Lately I just want to call you. It is too long since we have spoken, too long since I have heard your voice. I often think of dialling your number just to hear your phone ring, but I know part of me will be irrationally hoping you will pick up and I will break just a little bit more when you don’t.
Love’s longing cannot be reasoned with.
I have your voice and mine on my computer, caught by the dictophone you hated but bought and endured, because I needed to feel I could keep just a little bit more of you. Sometimes I play the file for a few moments and close my eyes. Listen to the pauses, hear our smiles, the chink of your coffee cup and I can almost feeel you sitting next to me on the couch.
Right now I can’t bear more than a few moments of feeling you are all at once so close and so far. But there will come a day I will be able to listen to your stories, hear again what you had to say without getting all lost the story of this loss.
There is so much beautiful I would like to share with you bab.
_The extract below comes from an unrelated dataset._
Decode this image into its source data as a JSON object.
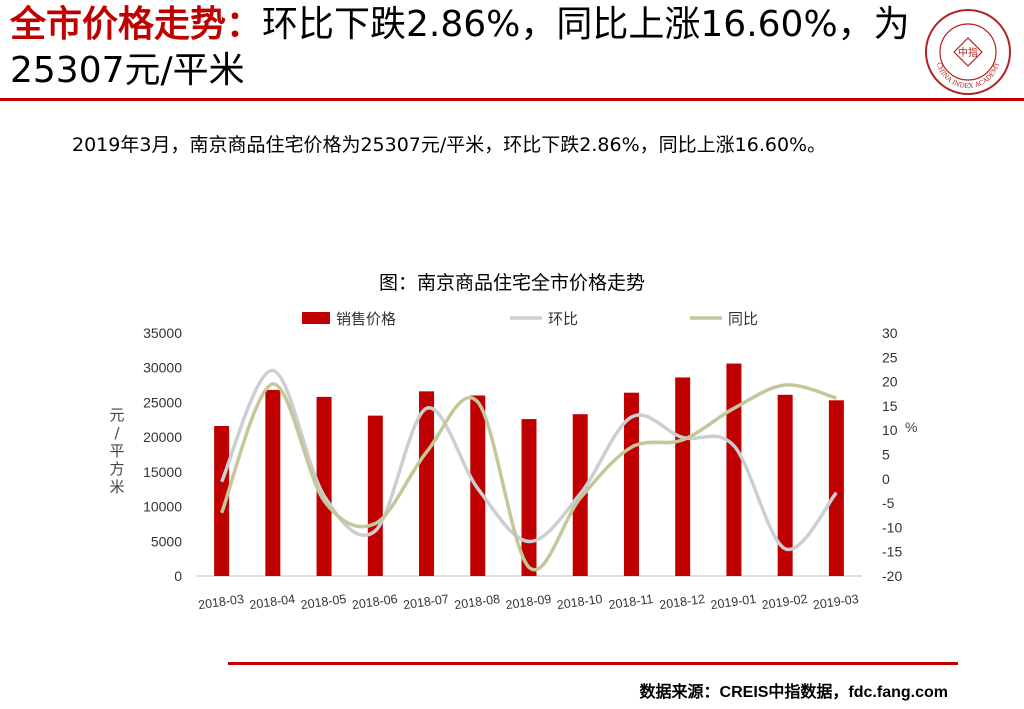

I still stoop to pick up stones and shells, the little trophies I carried home to you. I still pick out your presents. I still think of what I will tell you, take pictures to show you, still wait for your call.
The other day I could swear I heard you say my name: the name you chose, spoke and filled with love for me. I looked up, looked for you. For a moment I could have sworn you were there.
Most days are fine bab. In fact I sometimes wonder whether my grief blog has less grief than it ought to but I think that is as it should be. I am fine, growing beaming and bright again and I know you would be glad. So much of all that we were was shrunk in during the hard days of your illness, so much was lost that has to be re-found.
It is just days short of 5 months since you died now, just a few days short of your birthday. All that hurts. There is no daily diet of tears, no constant ache now but once in a while the pain is every bit as fierce and fresh.
There are days when the thought of the times, the weeks and months and years to come, all without you, trampling down on me is too much. Then my determined ‘I can, I will’ starts to feel a bit weak and thin, and I just want to curl back into myself like a chrysalis till I’m borne back into feeling better.
The trip was stunning and I wanted to tell you. On Monday night I sat swinging my feet over the back of the boat, watching the sun sink and set the waters alight. It was perfect and I was so angry that perfect could come without you in it.
It is hard to just let happy be.
I found myself bargaining with the sky, asking for just one more conversation, one more hour. I told myself I could cope better if I had just a little more time, a few more words. But what more would I say? There were so many goodbyes, so many I love yous, nothing unknown, and yet all of that, all that we had, was not enough.
It is not enough but it has to be enough, it is all I have.
I don’t want to build a shrine out of grief. I don’t want it to squat in the centre of my days and demand attention like a greedy god. I don’t want it to define me or drive me. I want what I feel to be about you and not it, yet sometimes the grief feels bigger than I am. It is hungrier, needier and it is always wanting more.
But, it has to be enough and I am working hard to choose happy, to choose okay, to choose better.
So I kicked my heals through the air, sang nothings into the wind, cried myself red-nosed ,laughed out the pain into the burning sky. A little more of the grief, I haven’t words or heart to speak, tumbled out and washed away in the shadow dancing waves.
For your birthday I am going to try and remember you with smiles, hold your love as a celebration and a gift.
It can’t be helped so I guess it just has to be enough.